Explainer: How hard-hitting are U.S. Congress subpoenas, contempt citations?
(Reuters) - U.S. Attorney General William Barr faces the prospect on Wednesday of a vote by a U.S. House committee to hold him in “contempt of Congress.” What does that mean?
Congress has significant, if time-consuming, powers to demand witnesses and documents. One of these is the contempt citation.
Democrats in the House of Representatives are threatening to use it on multiple fronts, including against Barr for ignoring a subpoena issued by the House Judiciary Committee seeking an unredacted version of the Mueller report on Russian interference in the 2016 U.S. election and President Donald Trump.
Trump and his administration are stonewalling several inquiries being led by House Democrats into his administration, his family and his business interests. Here is how the congressional subpoena, contempt and enforcement process works.
What is a subpoena?
A subpoena is a legally enforceable demand for documents, data, or witness testimony. Subpoenas are typically used by litigants in court cases.
The Supreme Court has recognized Congress’s power to issue subpoenas, saying in order to write laws it also needs to be able to investigate.
Congress’ power to issue subpoenas, while broad, is not unlimited. The high court has said Congress is not a law enforcement agency, and cannot investigate someone purely to expose wrongdoing or damaging information about them for political gain. A subpoena must potentially further some “legitimate legislative purpose,” the court has said.
What can Congress do to a government official who ignores a subpoena?
If lawmakers want to punish someone who ignores a congressional subpoena they typically first hold the offender “in contempt of Congress,” legal experts said.
The contempt process can start in either the House or the Senate. Unlike with legislation, it only takes one of the chambers to make and enforce a contempt citation.
Typically, the members of the congressional committee that issued the subpoena will vote on whether to move forward with a contempt finding. If a majority supports the resolution, then another vote will be held by the entire chamber.
The Democrats have majority control of the House; Trump’s Republican Party holds the Senate.
Only a majority of the 435-member House needs to support a contempt finding for one to be reached. After a contempt vote, Congress has powers to enforce a subpoena.
How is a contempt finding enforced?
The Supreme Court said in 1821 that Congress has “inherent authority” to arrest and detain recalcitrant witnesses.
In 1927, the high court said the Senate acted lawfully in sending its deputy sergeant-at-arms to Ohio to arrest and detain the brother of the then-attorney general, who had refused to testify about a bribery scheme known as the Teapot Dome scandal.

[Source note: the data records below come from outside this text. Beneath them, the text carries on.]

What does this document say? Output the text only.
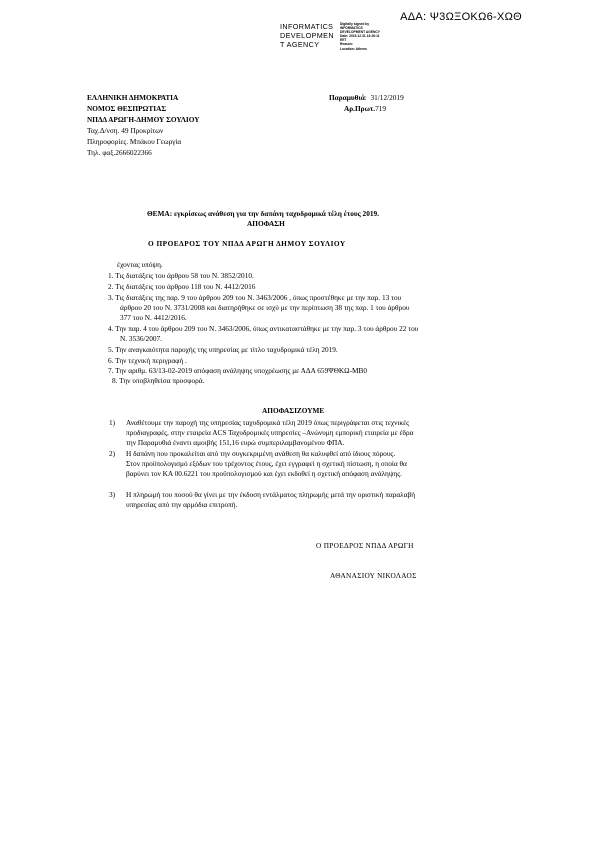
ΑΔΑ: Ψ3ΩΞΟΚΩ6-ΧΩΘ
INFORMATICS
DEVELOPMEN
T AGENCY
Digitally signed by
INFORMATICS
DEVELOPMENT AGENCY
Date: 2019.12.31 13:26:11
EET
Reason:
Location: Athens
ΕΛΛΗΝΙΚΗ ΔΗΜΟΚΡΑΤΙΑ
ΝΟΜΟΣ ΘΕΣΠΡΩΤΙΑΣ
ΝΠΔΔ ΑΡΩΓΗ-ΔΗΜΟΥ ΣΟΥΛΙΟΥ
Ταχ.Δ/νση. 49 Προκρίτων
Πληροφορίες. Μπάκου Γεωργία
Τηλ. φαξ.2666022366
Παραμυθιά: 31/12/2019
Αρ.Πρωτ.719
ΘΕΜΑ: εγκρίσεως ανάθεση για την δαπάνη ταχυδρομικά τέλη έτους 2019.
ΑΠΟΦΑΣΗ
Ο ΠΡΟΕΔΡΟΣ ΤΟΥ ΝΠΔΔ ΑΡΩΓΗ ΔΗΜΟΥ ΣΟΥΛΙΟΥ
έχοντας υπόψη.
1. Τις διατάξεις του άρθρου 58 του Ν. 3852/2010.
2. Τις διατάξεις του άρθρου 118 του Ν. 4412/2016
3. Τις διατάξεις της παρ. 9 του άρθρου 209 του Ν. 3463/2006 , όπως προστέθηκε με την παρ. 13 του
άρθρου 20 του Ν. 3731/2008 και διατηρήθηκε σε ισχύ με την περίπτωση 38 της παρ. 1 του άρθρου
377 του Ν. 4412/2016.
4. Την παρ. 4 του άρθρου 209 του Ν. 3463/2006, όπως αντικαταστάθηκε με την παρ. 3 του άρθρου 22 του
Ν. 3536/2007.
5. Την αναγκαιότητα παροχής της υπηρεσίας με τίτλο ταχυδρομικά τέλη 2019.
6. Την τεχνική περιγραφή .
7. Την αριθμ. 63/13-02-2019 απόφαση ανάληψης υποχρέωσης με ΑΔΑ 659ΨΘΚΩ-ΜΒ0
8. Την υποβληθείσα προσφορά.
ΑΠΟΦΑΣΙΖΟΥΜΕ
1) Αναθέτουμε την παροχή της υπηρεσίας ταχυδρομικά τέλη 2019 όπως περιγράφεται στις τεχνικές
προδιαγραφές, στην εταιρεία ΑCS Ταχυδρομικές υπηρεσίες –Ανώνυμη εμπορική εταιρεία με έδρα
την Παραμυθιά έναντι αμοιβής 151,16 ευρώ συμπεριλαμβανομένου ΦΠΑ.
2) Η δαπάνη που προκαλείται από την συγκεκριμένη ανάθεση θα καλυφθεί από ίδιους πόρους.
Στον προϋπολογισμό εξόδων του τρέχοντος έτους, έχει εγγραφεί η σχετική πίστωση, η οποία θα
βαρύνει τον ΚΑ 00.6221 του προϋπολογισμού και έχει εκδοθεί η σχετική απόφαση ανάληψης.
3) Η πληρωμή του ποσού θα γίνει με την έκδοση εντάλματος πληρωμής μετά την οριστική παραλαβή
υπηρεσίας από την αρμόδια επιτροπή.
Ο ΠΡΟΕΔΡΟΣ ΝΠΔΔ ΑΡΩΓΗ
ΑΘΑΝΑΣΙΟΥ ΝΙΚΟΛΑΟΣ
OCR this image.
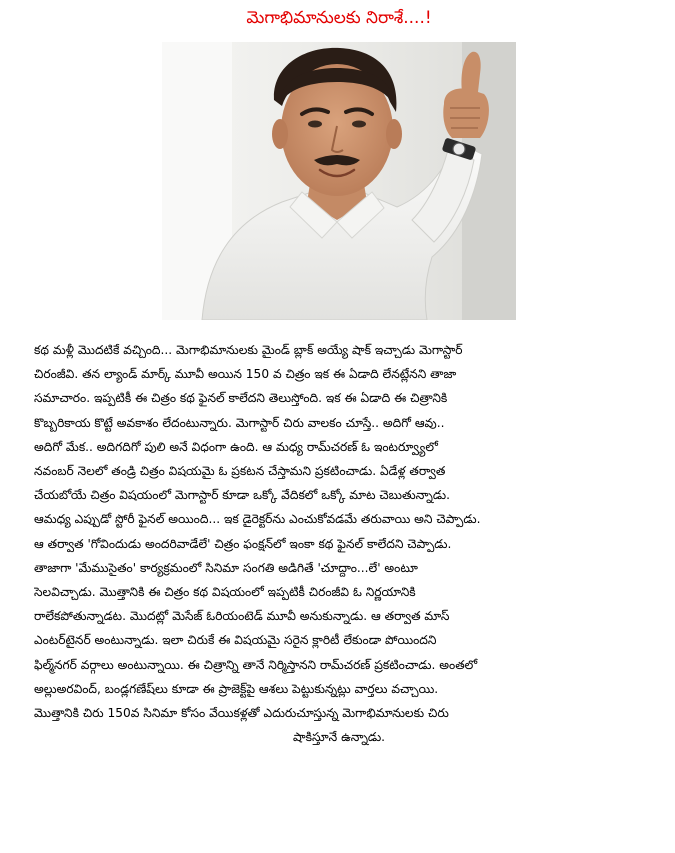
మెగాభిమానులకు నిరాశే....!
కథ మళ్లీ మొదటికే వచ్చింది... మెగాభిమానులకు మైండ్ బ్లాక్ అయ్యే షాక్ ఇచ్చాడు మెగాస్టార్
చిరంజీవి. తన ల్యాండ్ మార్క్ మూవీ అయిన 150 వ చిత్రం ఇక ఈ ఏడాది లేనట్లేనని తాజా
సమాచారం. ఇప్పటికీ ఈ చిత్రం కథ ఫైనల్ కాలేదని తెలుస్తోంది. ఇక ఈ ఏడాది ఈ చిత్రానికి
కొబ్బరికాయ కొట్టే అవకాశం లేదంటున్నారు. మెగాస్టార్ చిరు వాలకం చూస్తే.. అదిగో ఆవు..
అదిగో మేక.. అదిగదిగో పులి అనే విధంగా ఉంది. ఆ మధ్య రామ్‌చరణ్ ఓ ఇంటర్వ్యూలో
నవంబర్ నెలలో తండ్రి చిత్రం విషయమై ఓ ప్రకటన చేస్తామని ప్రకటించాడు. ఏడేళ్ల తర్వాత
చేయబోయే చిత్రం విషయంలో మెగాస్టార్ కూడా ఒక్కో వేదికలో ఒక్కో మాట చెబుతున్నాడు.
ఆమధ్య ఎప్పుడో స్టోరీ ఫైనల్ అయింది... ఇక డైరెక్టర్‌ను ఎంచుకోవడమే తరువాయి అని చెప్పాడు.
ఆ తర్వాత 'గోవిందుడు అందరివాడేలే' చిత్రం ఫంక్షన్‌లో ఇంకా కథ ఫైనల్ కాలేదని చెప్పాడు.
తాజాగా 'మేముసైతం' కార్యక్రమంలో సినిమా సంగతి అడిగితే 'చూద్దాం...లే' అంటూ
సెలవిచ్చాడు. మొత్తానికి ఈ చిత్రం కథ విషయంలో ఇప్పటికీ చిరంజీవి ఓ నిర్ణయానికి
రాలేకపోతున్నాడట. మొదట్లో మెసేజ్ ఓరియంటెడ్ మూవీ అనుకున్నాడు. ఆ తర్వాత మాస్
ఎంటర్‌టైనర్ అంటున్నాడు. ఇలా చిరుకే ఈ విషయమై సరైన క్లారిటీ లేకుండా పోయిందని
ఫిల్మ్‌నగర్ వర్గాలు అంటున్నాయి. ఈ చిత్రాన్ని తానే నిర్మిస్తానని రామ్‌చరణ్ ప్రకటించాడు. అంతలో
అల్లుఅరవింద్, బండ్లగణేష్‌లు కూడా ఈ ప్రాజెక్ట్‌పై ఆశలు పెట్టుకున్నట్లు వార్తలు వచ్చాయి.
మొత్తానికి చిరు 150వ సినిమా కోసం వేయికళ్లతో ఎదురుచూస్తున్న మెగాభిమానులకు చిరు
షాకిస్తూనే ఉన్నాడు.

It has been almost a century since Congress exercised this arrest-and-detain authority, and the practice is unlikely to make a comeback, legal experts said.
Alternatively, Congress can ask the U.S. attorney for the District of Columbia, a federal prosecutor, to bring criminal charges against a witness who refuses to appear. There is a criminal law that specifically prohibits flouting a congressional subpoena.

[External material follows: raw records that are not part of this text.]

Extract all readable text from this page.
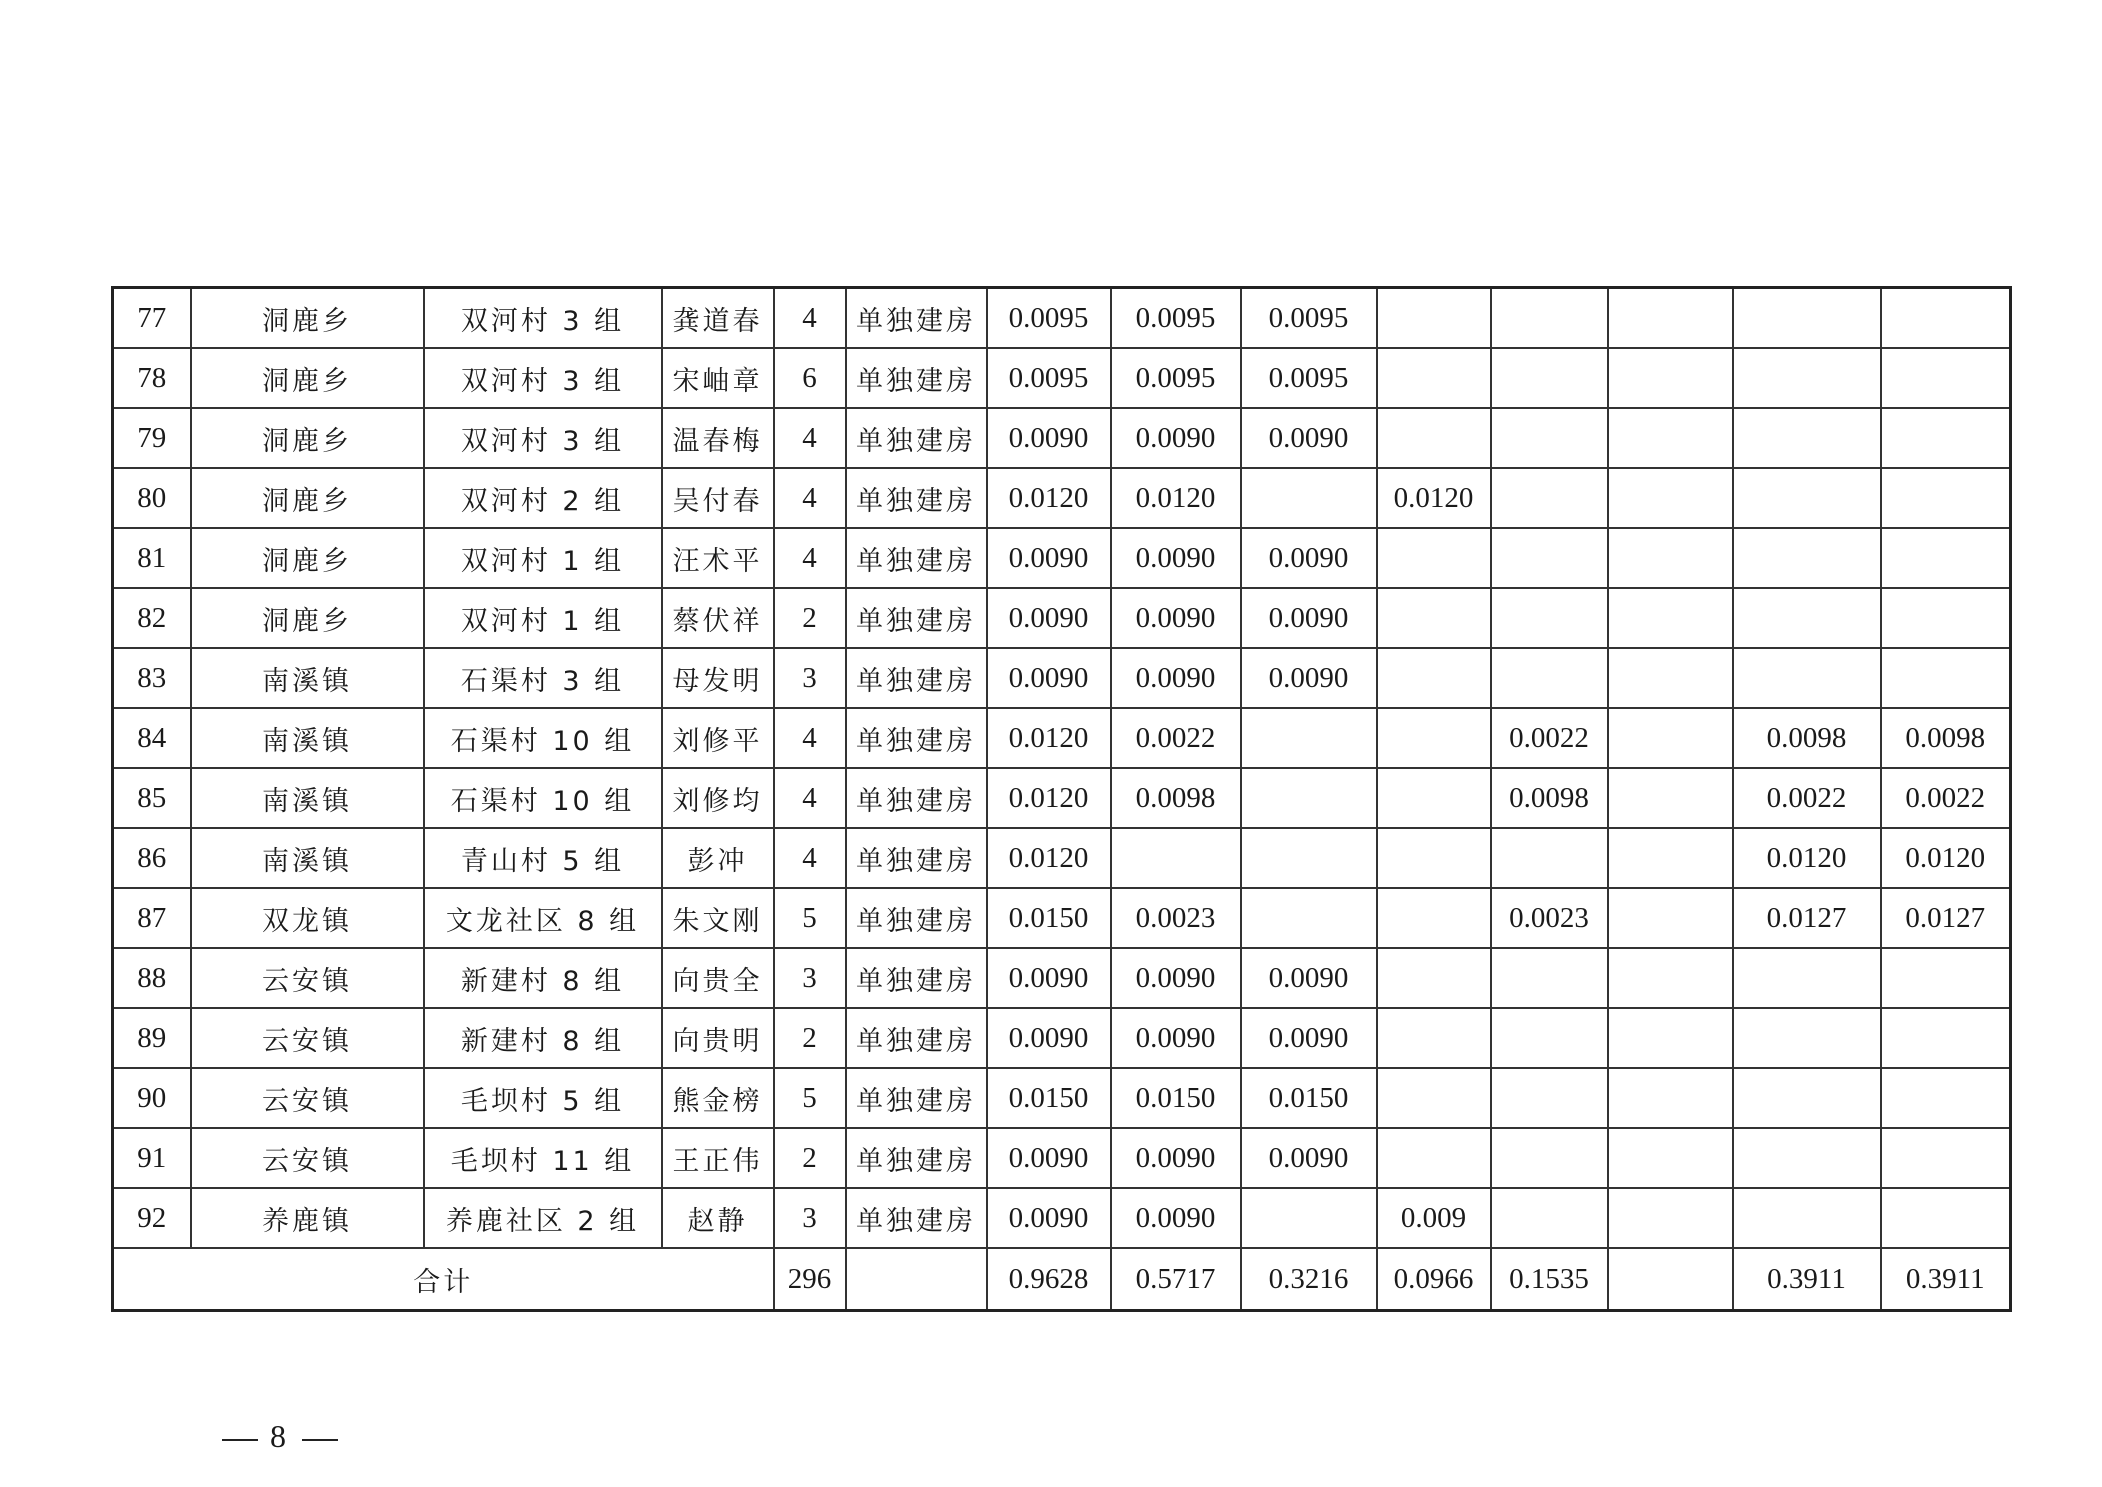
77	洞鹿乡	双河村 3 组	龚道春	4	单独建房	0.0095	0.0095	0.0095					
78	洞鹿乡	双河村 3 组	宋岫章	6	单独建房	0.0095	0.0095	0.0095					
79	洞鹿乡	双河村 3 组	温春梅	4	单独建房	0.0090	0.0090	0.0090					
80	洞鹿乡	双河村 2 组	吴付春	4	单独建房	0.0120	0.0120		0.0120				
81	洞鹿乡	双河村 1 组	汪术平	4	单独建房	0.0090	0.0090	0.0090					
82	洞鹿乡	双河村 1 组	蔡伏祥	2	单独建房	0.0090	0.0090	0.0090					
83	南溪镇	石渠村 3 组	母发明	3	单独建房	0.0090	0.0090	0.0090					
84	南溪镇	石渠村 10 组	刘修平	4	单独建房	0.0120	0.0022			0.0022		0.0098	0.0098
85	南溪镇	石渠村 10 组	刘修均	4	单独建房	0.0120	0.0098			0.0098		0.0022	0.0022
86	南溪镇	青山村 5 组	彭冲	4	单独建房	0.0120						0.0120	0.0120
87	双龙镇	文龙社区 8 组	朱文刚	5	单独建房	0.0150	0.0023			0.0023		0.0127	0.0127
88	云安镇	新建村 8 组	向贵全	3	单独建房	0.0090	0.0090	0.0090					
89	云安镇	新建村 8 组	向贵明	2	单独建房	0.0090	0.0090	0.0090					
90	云安镇	毛坝村 5 组	熊金榜	5	单独建房	0.0150	0.0150	0.0150					
91	云安镇	毛坝村 11 组	王正伟	2	单独建房	0.0090	0.0090	0.0090					
92	养鹿镇	养鹿社区 2 组	赵静	3	单独建房	0.0090	0.0090		0.009				
合计				296		0.9628	0.5717	0.3216	0.0966	0.1535		0.3911	0.3911
8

But this option is also unlikely to be pursued, at least when it comes to subpoenas against executive branch officials, given that federal prosecutors are part of the branch’s Justice Department.
“It would be odd, structurally, because it would mean the Trump administration would be acting to enforce subpoenas against the Trump administration,” said Lisa Kern Griffin, a former federal prosecutor and a law professor at Duke University.
For this reason, in modern times Congress has opted for a third and final approach to enforcing a contempt finding: getting its lawyers to bring a civil lawsuit asking a judge to rule that compliance is required.
Failure to comply with such an order can trigger a “contempt of court” finding, enforced through daily fines and even imprisonment, Griffin said.